Saturday, February 12, 2011

My New Blog

Those who know me know that writing is something I like to do, especially when it comes to politics. Some may remember my blog, Zoominac, that I used to have with my own domain name. In the end, the blog was more of an occasional log of essays rather than an oft-updated website that is capable of obtaining wide readership. That's all well and good, but not something I was really interested in paying a $10 a month hosting fee for.

I've used the Note feature on Facebook to do a lot of my writing, and it generated some of the results I wished for but never had at my old blog - comment and debate. I'm thankful for the platform and will continue to use it. However, I've wanted once again to have a place where the outside world could access my writing, as well as have a "home base" where I could link to and list other stuff, such as my letters-to-the-editor (I'm up to 10 since 2008).

So, I've decided to put together a new blog, this time hosted by Blogger without a monthly fee.
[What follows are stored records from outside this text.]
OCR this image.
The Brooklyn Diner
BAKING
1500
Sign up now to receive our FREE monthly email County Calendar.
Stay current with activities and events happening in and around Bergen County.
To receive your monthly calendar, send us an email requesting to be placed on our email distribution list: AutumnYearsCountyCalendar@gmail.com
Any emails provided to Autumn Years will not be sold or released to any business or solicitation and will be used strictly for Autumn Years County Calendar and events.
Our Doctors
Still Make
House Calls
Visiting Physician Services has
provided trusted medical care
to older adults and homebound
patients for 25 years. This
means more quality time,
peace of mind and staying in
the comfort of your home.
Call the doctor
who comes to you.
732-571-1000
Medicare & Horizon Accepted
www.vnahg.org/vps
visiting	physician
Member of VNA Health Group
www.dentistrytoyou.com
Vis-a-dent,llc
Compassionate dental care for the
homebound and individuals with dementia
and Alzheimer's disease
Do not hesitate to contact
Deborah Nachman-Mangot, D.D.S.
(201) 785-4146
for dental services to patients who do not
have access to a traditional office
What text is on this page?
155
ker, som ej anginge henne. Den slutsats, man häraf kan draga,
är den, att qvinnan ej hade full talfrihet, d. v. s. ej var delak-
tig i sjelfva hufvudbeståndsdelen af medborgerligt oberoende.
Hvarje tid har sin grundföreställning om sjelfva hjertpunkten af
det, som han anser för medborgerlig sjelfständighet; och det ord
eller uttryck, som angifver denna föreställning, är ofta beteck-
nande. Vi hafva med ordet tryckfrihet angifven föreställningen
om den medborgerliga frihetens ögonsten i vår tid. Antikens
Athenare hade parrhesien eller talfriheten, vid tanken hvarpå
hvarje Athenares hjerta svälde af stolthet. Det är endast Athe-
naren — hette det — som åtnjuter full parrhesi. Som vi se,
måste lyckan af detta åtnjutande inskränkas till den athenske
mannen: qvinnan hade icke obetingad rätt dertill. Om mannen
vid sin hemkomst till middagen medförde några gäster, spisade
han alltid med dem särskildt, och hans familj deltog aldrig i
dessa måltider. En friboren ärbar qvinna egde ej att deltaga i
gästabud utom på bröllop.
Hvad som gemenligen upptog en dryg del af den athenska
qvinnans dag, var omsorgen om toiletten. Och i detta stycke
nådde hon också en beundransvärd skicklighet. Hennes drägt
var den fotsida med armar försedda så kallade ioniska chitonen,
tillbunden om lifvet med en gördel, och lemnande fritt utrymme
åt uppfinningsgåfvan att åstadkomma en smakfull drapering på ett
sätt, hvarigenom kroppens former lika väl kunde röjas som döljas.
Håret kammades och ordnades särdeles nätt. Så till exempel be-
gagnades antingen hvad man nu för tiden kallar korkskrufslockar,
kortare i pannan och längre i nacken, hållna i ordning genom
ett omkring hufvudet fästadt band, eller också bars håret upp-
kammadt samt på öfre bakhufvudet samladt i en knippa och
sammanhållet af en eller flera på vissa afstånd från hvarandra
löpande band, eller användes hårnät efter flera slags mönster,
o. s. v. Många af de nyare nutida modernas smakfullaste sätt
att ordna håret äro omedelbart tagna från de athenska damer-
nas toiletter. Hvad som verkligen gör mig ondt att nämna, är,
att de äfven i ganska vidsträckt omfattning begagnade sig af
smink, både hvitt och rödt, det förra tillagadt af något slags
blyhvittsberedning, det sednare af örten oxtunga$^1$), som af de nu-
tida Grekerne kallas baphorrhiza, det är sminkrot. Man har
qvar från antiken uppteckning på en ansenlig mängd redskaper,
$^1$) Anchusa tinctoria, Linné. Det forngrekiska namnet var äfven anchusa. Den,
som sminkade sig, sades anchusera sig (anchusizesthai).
I want to write posts I'll call LQ&C, which stands for Link, Quote and Comment. I'll post some links to interesting articles and things I find on the internet, as well as occasionally including a quote or a short comment from me. One of the qualities of my favorite blogs is that they serve as a router to other interesting content, and I find myself going back to these blogs because I know they'll find some of the best articles on the internet. I hope that my blog can do a little of that, too.

I'll cover my usual junk - politics, economics, and news from a libertarianish Republican perspective, with sports and miscellany from time to time.

The blog will be a hobby and treated with all the seriousness of that pet hamster you had in fourth grade - you know, the one you fed at least once a month. I work and go to school full time, as well as have a life, which doesn't leave a whole lot of time for blogging. I can't stick to any type of posting schedule, but I'd like to put up something at least once a week.